In yesterday’s blog post, I explained why the SPERT-7 Rule equates near certainty in the most likely outcome of a bell-shaped uncertainty with a 7% Ratio Scale Multiplier. In today’s post, I’ll explain why under a condition of great uncertainty surrounding the most likely outcome, the Ratio Scale Multiplier is 42% in the SPERT-7 Rule.
Some people question how you can have a 3-point estimate that has a lot of uncertainty surrounding the most likely outcome, though, so let’s deal with that.
If you have expert knowledge, historical data, benchmarks, research and the like, you’ll probably have pretty good confidence in what the most likely outcome is, and how likely that outcome is relative to any other outcome. But what if you don’t have expert knowledge, historical data, benchmarks or research? What if all you have is a vague guess?
Even with a vague guess, you can still guess what the most likely outcome will be, and what the minimum and maximum point-estimates are, too. You’ll probably be wrong; the actual outcome will probably not be what you expected. But that doesn’t mean you can’t estimate under a condition of great uncertainty about the most likely outcome!
The SPERT-7 Rule says that a Guesstimate occurs when you distribute 100 hypothetical trials over a 3-point estimate using a 33-34-33 split, where 34 trials are equal to the most likely outcome, and both the minimum and maximum point-estimate have 33 trials.

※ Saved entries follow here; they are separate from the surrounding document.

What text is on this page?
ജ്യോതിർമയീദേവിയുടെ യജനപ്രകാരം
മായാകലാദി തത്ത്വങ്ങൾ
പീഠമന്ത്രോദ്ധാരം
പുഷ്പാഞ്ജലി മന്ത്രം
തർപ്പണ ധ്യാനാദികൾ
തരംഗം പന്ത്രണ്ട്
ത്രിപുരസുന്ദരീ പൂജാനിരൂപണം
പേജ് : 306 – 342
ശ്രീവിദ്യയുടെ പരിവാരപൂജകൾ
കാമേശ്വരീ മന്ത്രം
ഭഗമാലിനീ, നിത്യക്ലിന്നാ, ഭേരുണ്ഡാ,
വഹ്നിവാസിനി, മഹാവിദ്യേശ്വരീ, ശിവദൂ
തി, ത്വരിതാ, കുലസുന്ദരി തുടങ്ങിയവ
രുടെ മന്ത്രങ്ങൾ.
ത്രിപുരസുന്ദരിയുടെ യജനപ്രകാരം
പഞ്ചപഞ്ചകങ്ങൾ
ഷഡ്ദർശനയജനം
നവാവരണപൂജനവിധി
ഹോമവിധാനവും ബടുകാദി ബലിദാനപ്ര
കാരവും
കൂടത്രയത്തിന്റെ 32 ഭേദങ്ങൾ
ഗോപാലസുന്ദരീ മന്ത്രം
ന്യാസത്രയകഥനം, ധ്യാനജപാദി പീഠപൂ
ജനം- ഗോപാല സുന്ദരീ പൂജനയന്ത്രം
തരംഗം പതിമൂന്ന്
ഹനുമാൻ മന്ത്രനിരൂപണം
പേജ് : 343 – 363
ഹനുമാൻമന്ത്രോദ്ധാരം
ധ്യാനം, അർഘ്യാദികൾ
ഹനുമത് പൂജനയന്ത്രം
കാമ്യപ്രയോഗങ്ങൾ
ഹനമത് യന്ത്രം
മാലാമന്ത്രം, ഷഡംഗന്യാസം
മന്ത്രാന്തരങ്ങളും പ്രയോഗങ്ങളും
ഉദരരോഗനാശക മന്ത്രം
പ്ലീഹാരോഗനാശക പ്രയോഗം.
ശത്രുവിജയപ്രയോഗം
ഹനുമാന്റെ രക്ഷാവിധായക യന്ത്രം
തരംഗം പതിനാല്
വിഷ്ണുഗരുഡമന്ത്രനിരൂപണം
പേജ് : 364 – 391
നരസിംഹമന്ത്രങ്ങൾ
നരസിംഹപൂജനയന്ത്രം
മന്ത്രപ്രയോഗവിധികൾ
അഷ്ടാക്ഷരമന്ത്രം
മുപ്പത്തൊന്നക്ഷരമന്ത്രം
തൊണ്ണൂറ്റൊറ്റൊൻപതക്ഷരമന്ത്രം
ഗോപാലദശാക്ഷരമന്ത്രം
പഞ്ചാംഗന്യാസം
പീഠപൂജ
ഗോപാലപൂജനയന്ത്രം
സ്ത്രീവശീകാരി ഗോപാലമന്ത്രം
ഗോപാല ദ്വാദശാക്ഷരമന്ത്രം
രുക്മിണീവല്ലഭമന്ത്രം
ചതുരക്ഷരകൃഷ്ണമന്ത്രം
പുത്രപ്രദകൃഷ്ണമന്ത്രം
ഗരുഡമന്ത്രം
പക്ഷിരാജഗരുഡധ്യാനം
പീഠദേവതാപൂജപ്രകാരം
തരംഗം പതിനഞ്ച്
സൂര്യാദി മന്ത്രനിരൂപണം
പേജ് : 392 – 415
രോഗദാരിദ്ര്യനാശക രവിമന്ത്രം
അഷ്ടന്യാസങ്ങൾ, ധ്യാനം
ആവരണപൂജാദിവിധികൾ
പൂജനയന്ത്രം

Suppose we have a 3-point estimate of 60-120-180. If we place those 100 trials in Excel, in cells A1 to A100, then use the STDEV.P function, we get a standard deviation equal to 48.74. To calculate the ratio scale multiplier, divide the standard deviation (48.74) by the range (180-60); the result is 40.6% If we model a skewed normal curve, where the 3-point estimate is 60-120-240, though, the standard deviation using STDEV.P is 74.48, and the Statistical PERT ratio scale is then 41.3%, which is a little closer to the SPERT-7 Rule’s 42% for a condition of great uncertainty over the most likely outcome.
Instead of using a non-evenly-divisible-by-7 value (and breaking the continuity of the rule), the SPERT-7 Rule uses 42%, which is close enough to be useful in creating Statistical PERT estimates.